Welche Interessen vertreten die Gewerkschaften?

In der GDL machen die Lokführer den mit Abstand größten Teil der Mitglieder aus, während in der EVG auch andere Berufsgruppen wie Zugbegleiter, Schaffner oder das Personal der Bordrestaurants vertreten sind. Eine Kernforderung der GDL ist, dass man auch künftig für alle Berufsgruppen Tarifverträge mit der Bahn abschließen will. Für die Deutsche Bahn ist dies problematisch, weil es dann innerhalb des Unternehmens zwei unterschiedliche Tarifverträge gäbe. Je nachdem in welcher Gewerkschaft ein Arbeitnehmer organisiert ist, gäbe es für die gleiche Arbeit dann unterschiedliche Löhne und Arbeitszeiten. Dies will die Bahn vermeiden und setzt daher auf das Gesetz zur Tarifeinheit. Die GDL wiederum kommt deshalb immer stärker unter Zeitdruck, da sie auf jeden Fall noch vor Inkrafttreten dieses Gesetzes einen Abschluss erzielen muss, um danach nicht in der Bedeutungslosigkeit zu versinken. Aus diesem Grund greift die GDL verstärkt auf Streiks zurück, um damit den Druck auf die DB zu erhöhen.
Die EVG hat gegenüber der Bahn eine sehr gute Verhandlungsposition und auch die Bahn ist an einer schnellen Einigung mit dieser Gewerkschaft interessiert. Sobald beide Seiten einen Tarifabschluss erzielen, gilt dieser Vertrag nach Inkrafttreten der Tarifeinheit für alle Beschäftigten.
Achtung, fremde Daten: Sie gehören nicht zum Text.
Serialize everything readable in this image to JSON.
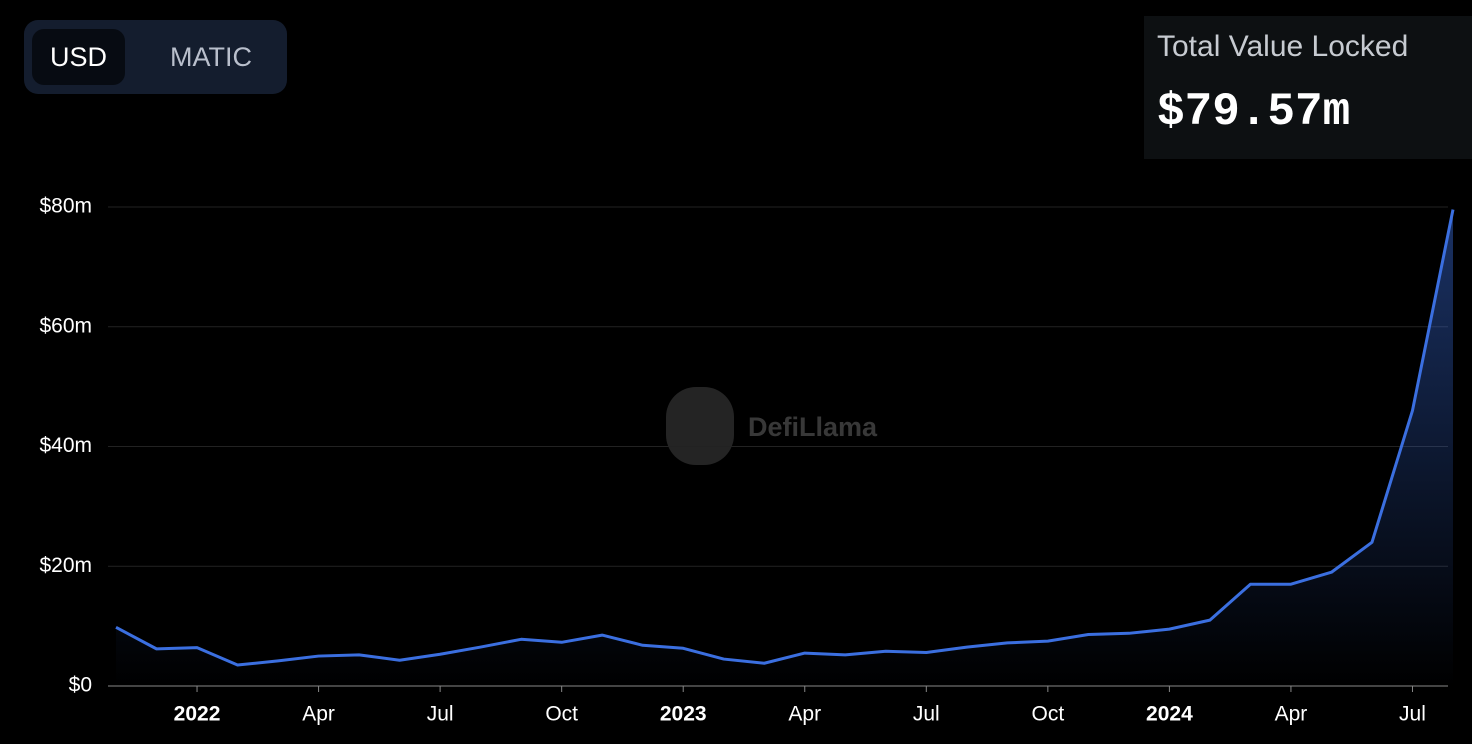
{
  "toggle": {
    "options": [
      "USD",
      "MATIC"
    ],
    "active": 0
  },
  "summary": {
    "label": "Total Value Locked",
    "value": "$79.57m"
  },
  "chart_data": {
    "type": "area",
    "watermark": "DefiLlama",
    "x": [
      "2021-11",
      "2021-12",
      "2022-01",
      "2022-02",
      "2022-03",
      "2022-04",
      "2022-05",
      "2022-06",
      "2022-07",
      "2022-08",
      "2022-09",
      "2022-10",
      "2022-11",
      "2022-12",
      "2023-01",
      "2023-02",
      "2023-03",
      "2023-04",
      "2023-05",
      "2023-06",
      "2023-07",
      "2023-08",
      "2023-09",
      "2023-10",
      "2023-11",
      "2023-12",
      "2024-01",
      "2024-02",
      "2024-03",
      "2024-04",
      "2024-05",
      "2024-06",
      "2024-07",
      "2024-08"
    ],
    "series": [
      {
        "name": "TVL",
        "color": "#3b6fe0",
        "values": [
          9.8,
          6.2,
          6.4,
          3.5,
          4.2,
          5.0,
          5.2,
          4.3,
          5.3,
          6.5,
          7.8,
          7.3,
          8.5,
          6.8,
          6.3,
          4.5,
          3.8,
          5.5,
          5.2,
          5.8,
          5.6,
          6.5,
          7.2,
          7.5,
          8.6,
          8.8,
          9.5,
          11,
          17,
          17,
          19,
          24,
          46,
          79.57
        ]
      }
    ],
    "xlim": [
      "2021-11",
      "2024-08"
    ],
    "xticks": [
      {
        "value": "2022-01",
        "label": "2022"
      },
      {
        "value": "2022-04",
        "label": "Apr"
      },
      {
        "value": "2022-07",
        "label": "Jul"
      },
      {
        "value": "2022-10",
        "label": "Oct"
      },
      {
        "value": "2023-01",
        "label": "2023"
      },
      {
        "value": "2023-04",
        "label": "Apr"
      },
      {
        "value": "2023-07",
        "label": "Jul"
      },
      {
        "value": "2023-10",
        "label": "Oct"
      },
      {
        "value": "2024-01",
        "label": "2024"
      },
      {
        "value": "2024-04",
        "label": "Apr"
      },
      {
        "value": "2024-07",
        "label": "Jul"
      }
    ],
    "ylim": [
      0,
      80
    ],
    "yticks": [
      {
        "value": 0,
        "label": "$0"
      },
      {
        "value": 20,
        "label": "$20m"
      },
      {
        "value": 40,
        "label": "$40m"
      },
      {
        "value": 60,
        "label": "$60m"
      },
      {
        "value": 80,
        "label": "$80m"
      }
    ],
    "grid": true
  }
}
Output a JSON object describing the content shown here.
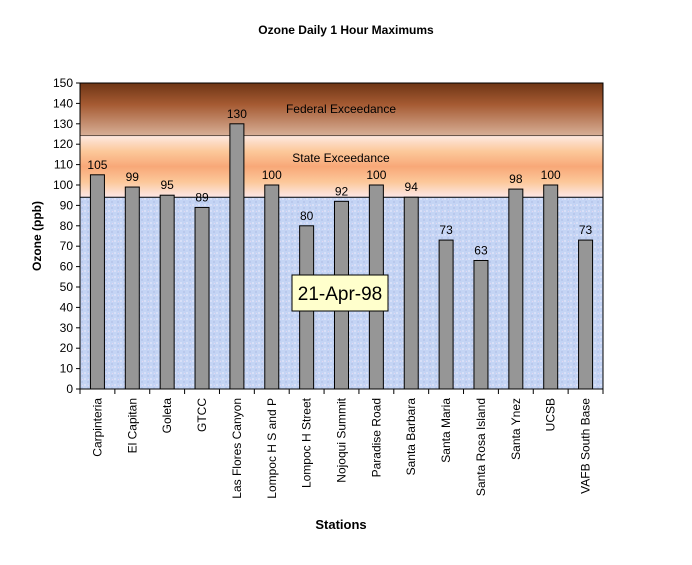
{
  "chart_data": {
    "type": "bar",
    "title": "Ozone Daily 1 Hour Maximums",
    "xlabel": "Stations",
    "ylabel": "Ozone (ppb)",
    "ylim": [
      0,
      150
    ],
    "yticks": [
      0,
      10,
      20,
      30,
      40,
      50,
      60,
      70,
      80,
      90,
      100,
      110,
      120,
      130,
      140,
      150
    ],
    "categories": [
      "Carpinteria",
      "El Capitan",
      "Goleta",
      "GTCC",
      "Las Flores Canyon",
      "Lompoc H S and P",
      "Lompoc H Street",
      "Nojoqui Summit",
      "Paradise Road",
      "Santa Barbara",
      "Santa Maria",
      "Santa Rosa Island",
      "Santa Ynez",
      "UCSB",
      "VAFB South Base"
    ],
    "values": [
      105,
      99,
      95,
      89,
      130,
      100,
      80,
      92,
      100,
      94,
      73,
      63,
      98,
      100,
      73
    ],
    "bands": [
      {
        "label": "Federal Exceedance",
        "from": 124,
        "to": 150,
        "color": "#a0522d"
      },
      {
        "label": "State Exceedance",
        "from": 94,
        "to": 124,
        "color": "#f8b890"
      }
    ],
    "annotation": "21-Apr-98",
    "bar_color": "#969696",
    "grid": false,
    "legend": "none"
  }
}
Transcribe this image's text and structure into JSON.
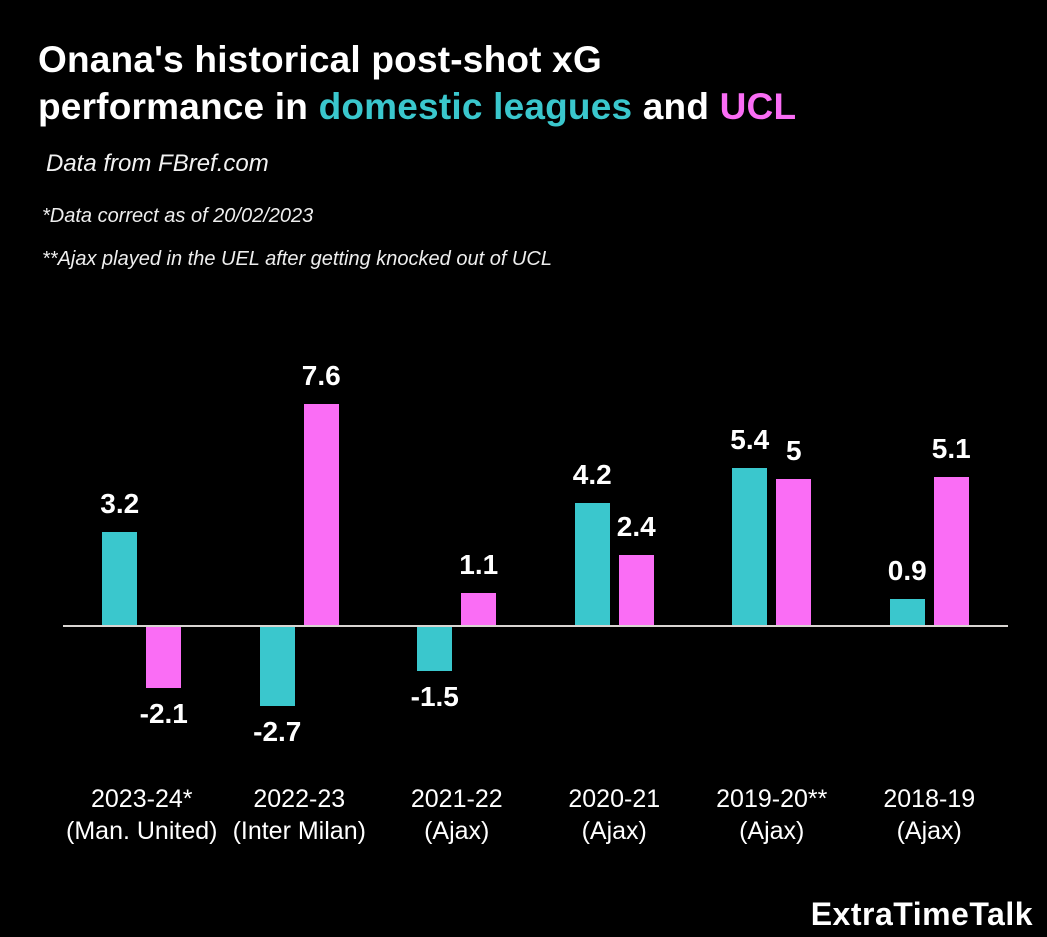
{
  "header": {
    "title_lines": [
      [
        {
          "text": "Onana's historical post-shot xG",
          "color": "#FFFFFF"
        }
      ],
      [
        {
          "text": "performance in ",
          "color": "#FFFFFF"
        },
        {
          "text": "domestic leagues",
          "color": "#3AC7CD"
        },
        {
          "text": " and ",
          "color": "#FFFFFF"
        },
        {
          "text": "UCL",
          "color": "#FA6DF5"
        }
      ]
    ],
    "subtitle": "Data from FBref.com",
    "notes": [
      "*Data correct as of 20/02/2023",
      "**Ajax played in the UEL after getting knocked out of UCL"
    ]
  },
  "chart_data": {
    "type": "bar",
    "title": "Onana's historical post-shot xG performance in domestic leagues and UCL",
    "xlabel": "",
    "ylabel": "",
    "categories": [
      {
        "season": "2023-24*",
        "team": "(Man. United)"
      },
      {
        "season": "2022-23",
        "team": "(Inter Milan)"
      },
      {
        "season": "2021-22",
        "team": "(Ajax)"
      },
      {
        "season": "2020-21",
        "team": "(Ajax)"
      },
      {
        "season": "2019-20**",
        "team": "(Ajax)"
      },
      {
        "season": "2018-19",
        "team": "(Ajax)"
      }
    ],
    "series": [
      {
        "name": "Domestic leagues",
        "color": "#3AC7CD",
        "values": [
          3.2,
          -2.7,
          -1.5,
          4.2,
          5.4,
          0.9
        ],
        "labels": [
          "3.2",
          "-2.7",
          "-1.5",
          "4.2",
          "5.4",
          "0.9"
        ]
      },
      {
        "name": "UCL",
        "color": "#FA6DF5",
        "values": [
          -2.1,
          7.6,
          1.1,
          2.4,
          5,
          5.1
        ],
        "labels": [
          "-2.1",
          "7.6",
          "1.1",
          "2.4",
          "5",
          "5.1"
        ]
      }
    ],
    "baseline": 0,
    "ylim": [
      -3.5,
      8.5
    ],
    "grid": false,
    "legend": "colored-words-in-title",
    "value_labels_shown": true,
    "axis_line_color": "#D9D5D2"
  },
  "footer": {
    "branding": "ExtraTimeTalk"
  },
  "colors": {
    "background": "#000000",
    "text": "#FFFFFF",
    "domestic": "#3AC7CD",
    "ucl": "#FA6DF5",
    "axis_line": "#D9D5D2"
  }
}
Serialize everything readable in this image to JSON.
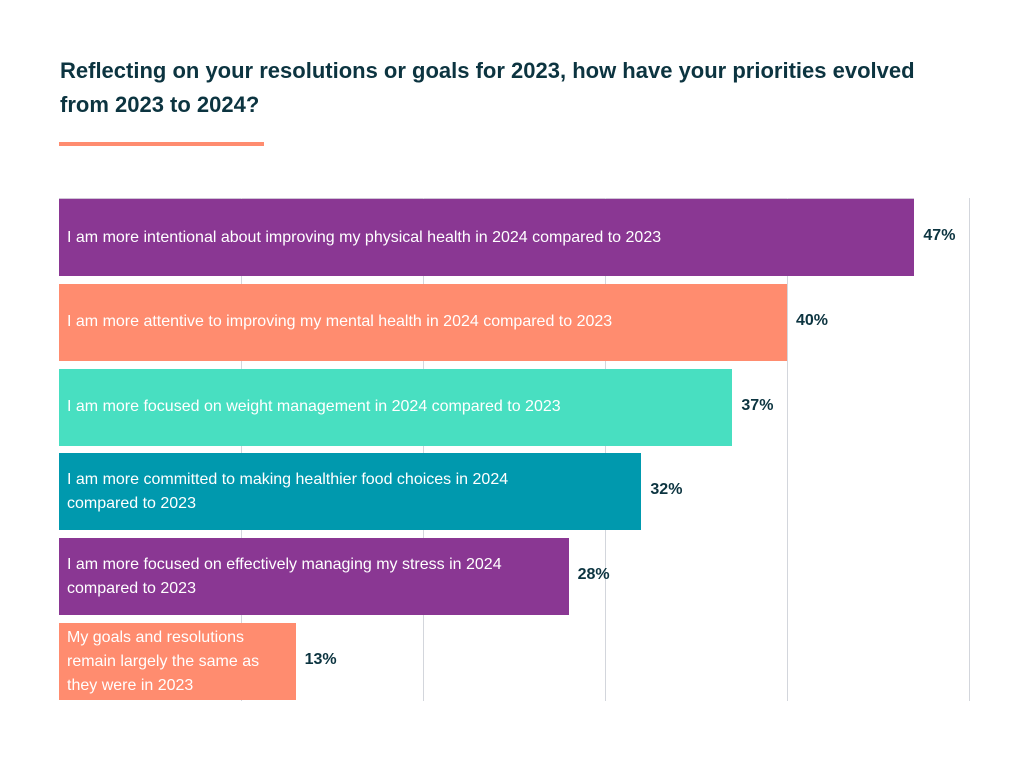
{
  "title": "Reflecting on your resolutions or goals for 2023, how have your priorities evolved from 2023 to 2024?",
  "accent_color": "#ff8c6f",
  "chart_data": {
    "type": "bar",
    "orientation": "horizontal",
    "categories": [
      "I am more intentional about improving my physical health in 2024 compared to 2023",
      "I am more attentive to improving my mental health in 2024 compared to 2023",
      "I am more focused on weight management in 2024 compared to 2023",
      "I am more committed to making healthier food choices in 2024 compared to 2023",
      "I am more focused on effectively managing my stress in 2024 compared to 2023",
      "My goals and resolutions remain largely the same as they were in 2023"
    ],
    "values": [
      47,
      40,
      37,
      32,
      28,
      13
    ],
    "value_labels": [
      "47%",
      "40%",
      "37%",
      "32%",
      "28%",
      "13%"
    ],
    "colors": [
      "#8a3793",
      "#ff8c6f",
      "#48dfc1",
      "#0099ae",
      "#8a3793",
      "#ff8c6f"
    ],
    "xlim": [
      0,
      50
    ],
    "gridlines": [
      10,
      20,
      30,
      40,
      50
    ],
    "grid": true,
    "unit": "%"
  }
}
Was bedeutet das Gesetz zur Tarifeinheit für die Gewerkschaften?

Bei der DB gibt es rund 300 Einzelbetriebe. Es müsste also für jeden einzelnen Bereich geprüft werden, welche der beiden Gewerkschaften jeweils mehr Mitglieder hat. In den meisten Fällen wäre dies die EVG, so dass die GDL einen erheblichen Machtverlust bis hin zur Existenzbedrohung befürchten müsste. Ähnlich ginge es auch anderen vergleichsweise kleinen Gewerkschaften, z.B. der Pilotenvereinigung Cockpit. Mit dem neuen Gesetz soll verhindert werden, dass sehr kleine Berufsgruppen wie Lokführer oder Piloten durch Streiks ein ganzes Land lahmlegen können. Andererseits gibt es Zweifel, ob das Gesetz zur Tarifeinheit mit der Verfassung vereinbar ist. Die betroffenen Gewerkschaften haben bereits Klagen vor dem Bundesverfassungsgericht angekündigt, welche nach Ansicht von Juristen durchaus Aufsicht auf Erfolg haben könnten. Als Hauptargument wird dabei angeführt, dass kleine Gewerkschaften dann kein Recht mehr auf Arbeitskampf hätten, wozu insbesondere das Recht auf Streik gehört.